Un certain nombre de règles et recommandations ont été définies et sont généralement acceptées, formalisées et appliquées pour ces formes d’intervision :

– Les niveaux de développement des membres du groupe sont si possible équivalents et de préférence assez élevés, c’est-à-dire des coachs qui ont une accréditation de leur fédération.

– La taille jugé optimale est 5 ou 6 membres.

– Le groupe se réunit toutes les six semaines environ sur la base d’un planning précis.

– Un contrat est établi. Il prévoit les éléments de planning, de lieu, les méthodes utilisées, les leaders, les livrables, les règles de confidentialité, le code de déontologie utilisé, les règles de ponctualité et d’assiduité, etc.. Le contrat est signé par tous les membres.

– Les attentes et résultats font l’objet d’un compte rendu. Celui-ci est enrichi des commentaires des participants.

– A chaque session un leader et un scribe sont nommés.
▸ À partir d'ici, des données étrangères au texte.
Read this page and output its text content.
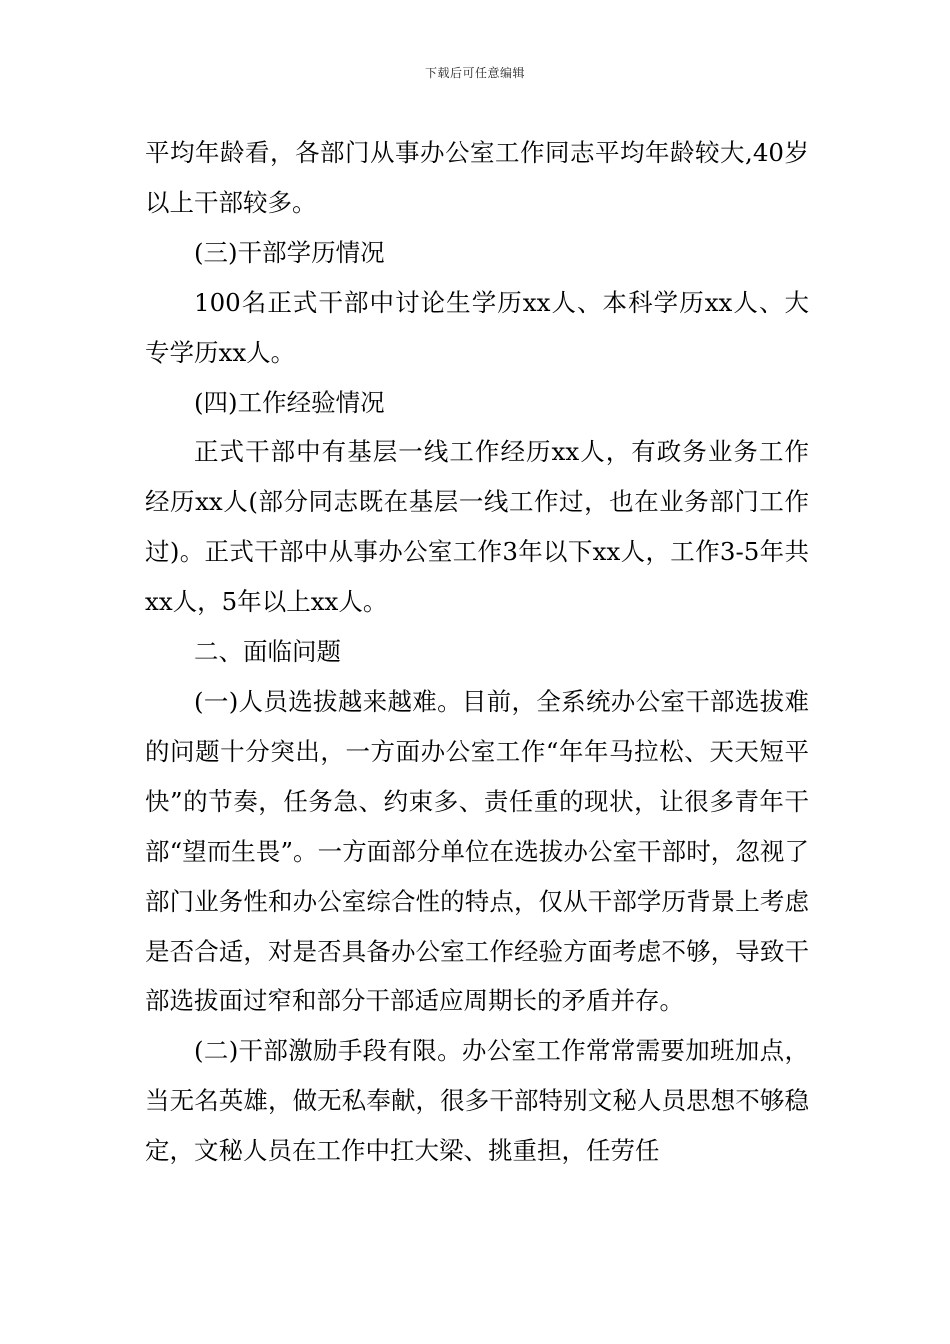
下载后可任意编辑

平均年龄看，各部门从事办公室工作同志平均年龄较大,40岁以上干部较多。

(三)干部学历情况

100名正式干部中讨论生学历xx人、本科学历xx人、大专学历xx人。

(四)工作经验情况

正式干部中有基层一线工作经历xx人，有政务业务工作经历xx人(部分同志既在基层一线工作过，也在业务部门工作过)。正式干部中从事办公室工作3年以下xx人，工作3-5年共xx人，5年以上xx人。

二、面临问题

(一)人员选拔越来越难。目前，全系统办公室干部选拔难的问题十分突出，一方面办公室工作“年年马拉松、天天短平快”的节奏，任务急、约束多、责任重的现状，让很多青年干部“望而生畏”。一方面部分单位在选拔办公室干部时，忽视了部门业务性和办公室综合性的特点，仅从干部学历背景上考虑是否合适，对是否具备办公室工作经验方面考虑不够，导致干部选拔面过窄和部分干部适应周期长的矛盾并存。

(二)干部激励手段有限。办公室工作常常需要加班加点，当无名英雄，做无私奉献，很多干部特别文秘人员思想不够稳定，文秘人员在工作中扛大梁、挑重担，任劳任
On peut noter que ces règles sont plus formelles que relationnelles. Tout ceci peut donc sembler rigide, mais un autre trait culturel est que les Hollandais préfèrent ne pas avoir à improviser, donc savoir à l’avance comment les choses vont se passer.

De pays en pays la supervision des coachs apparaît comme différente. Tout cela est passionnant.

Bonne journée


Le développement professionnel continu des superviseurs de coachs

Bonjour,

Comme pour toute profession de l’accompagnement (coach, psychologue, etc…) le superviseur doit organiser et mettre en œuvre son Développement Professionnel Continu de superviseur.

Cette obligation est inscrite dans les référentiels de compétences de superviseur des fédérations qui ont pour membres des superviseurs de coachs et qui ont bâti une identité d’association de superviseurs de coachs.

Ainsi, au niveau international, l’EMCC, l’Association for Coaching, et l’ANSE ont de tels référentiels distincts du référentiel de compétences du coaching et on trouvera en fin de cet article deux exemples de formulation relative au Développement Professionnel Continu de superviseur de coach.

Quels sont les composants attendus du Développement Professionnel Continu ? Les fédérations ont donné les indications suivantes :

– Acquisition d’un savoir structuré, par des formations.

– Approfondissement des compétences, par une réflexion sur la pratique et la supervision

– Réflexion accompagnée (colloques, supervision, intervision) ou non

– Création de savoir par la recherche sur la supervision

– Consolidation et transmission du savoir en publiant des articles ou des livres sur la supervision.

– Invention d’outils nouveaux pour la pratique de supervision.

Les moyens disponibles pour mettre en œuvre un plan de Développement Professionnel Continu de superviseur sont limités :

En dehors des formations initiales il n’existe que peu de formations dédiées à la supervision en France. Cependant les superviseurs peuvent tirer bénéfice de formations sur la psychopathologie ou sur les champs théoriques qui sont aux frontières externes du coaching, comme celles sur les Schémas Précoces Inadaptés.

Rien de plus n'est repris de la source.